In het licht van het voorgaande hecht ik eraan in herinnering te brengen dat alle verhoren in de onderhavige zaken audiovisueel worden geregistreerd. De verplichting tot audiovisuele registratie geldt ongeacht de hoedanigheid van de te verhoren persoon (slachtoffer/getuige, aangever of verdachte). Kinderen onder de twaalf jaar worden in een kindvriendelijke studio verhoord.

Blijkens het vorenstaande wordt de rechtspositie van verdachten en slachtoffers met een verstandelijke handicap voldoende gewaarborgd.

De minister van Justitie,

E. M. H. Hirsch Ballin


XNoot
1

Aanhangsel Handelingen, vergaderjaar 2008–2009, nr. 470, 471 en 340.

XNoot
2

Aanhangsel Handelingen, vergaderjaar 2008–2009, nr. 1314 en 1695.

XNoot
3

Staatscourant, 31 december 2008, nr. 2738.

XNoot
4

De Landelijke Deskundigheidsmakelaar (LDM) is een bureau van het Kennisnetwerk van de Politieacademie. Zij bemiddelt op ad hoc basis tussen (TGO) rechercheteams en externe deskundigen.
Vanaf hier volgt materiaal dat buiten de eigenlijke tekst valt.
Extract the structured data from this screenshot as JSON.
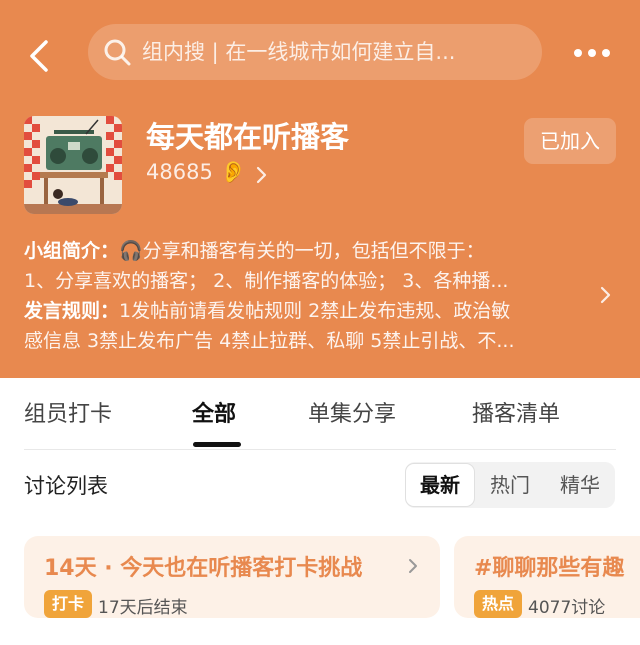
{
  "header": {
    "search_placeholder": "组内搜 | 在一线城市如何建立自...",
    "group_title": "每天都在听播客",
    "member_count": "48685",
    "join_status": "已加入",
    "intro_label": "小组简介：",
    "intro_line1": "🎧分享和播客有关的一切，包括但不限于：",
    "intro_line2": "1、分享喜欢的播客； 2、制作播客的体验； 3、各种播...",
    "rules_label": "发言规则：",
    "rules_line1": "1发帖前请看发帖规则 2禁止发布违规、政治敏",
    "rules_line2": "感信息 3禁止发布广告 4禁止拉群、私聊 5禁止引战、不..."
  },
  "tabs": [
    "组员打卡",
    "全部",
    "单集分享",
    "播客清单"
  ],
  "active_tab": "全部",
  "list": {
    "title": "讨论列表",
    "sort_options": [
      "最新",
      "热门",
      "精华"
    ],
    "active_sort": "最新"
  },
  "cards": [
    {
      "title": "14天 · 今天也在听播客打卡挑战",
      "badge": "打卡",
      "meta": "17天后结束"
    },
    {
      "title": "#聊聊那些有趣",
      "badge": "热点",
      "meta": "4077讨论"
    }
  ],
  "colors": {
    "accent": "#e8894f",
    "badge": "#f0a43a",
    "card_bg": "#fdf1e7"
  },
  "icons": [
    "back-arrow-icon",
    "search-icon",
    "more-icon",
    "ear-icon",
    "chevron-right-icon"
  ]
}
De LDM heeft een landelijk assessmentpanel (AP) in het leven geroepen om externe deskundigen inhoudelijk op hun deskundigheid te beoordelen. Het AP heeft de betreffende deskundigen toegelaten tot de verhoorderspool als begeleider van verhoren van mensen met een verstandelijke beperking, maar niet als verhoorder.

XNoot
1

De Vereniging Gehandicaptenzorg Nederland en Belangennetwerk verstandelijk gehandicapten KansPlus.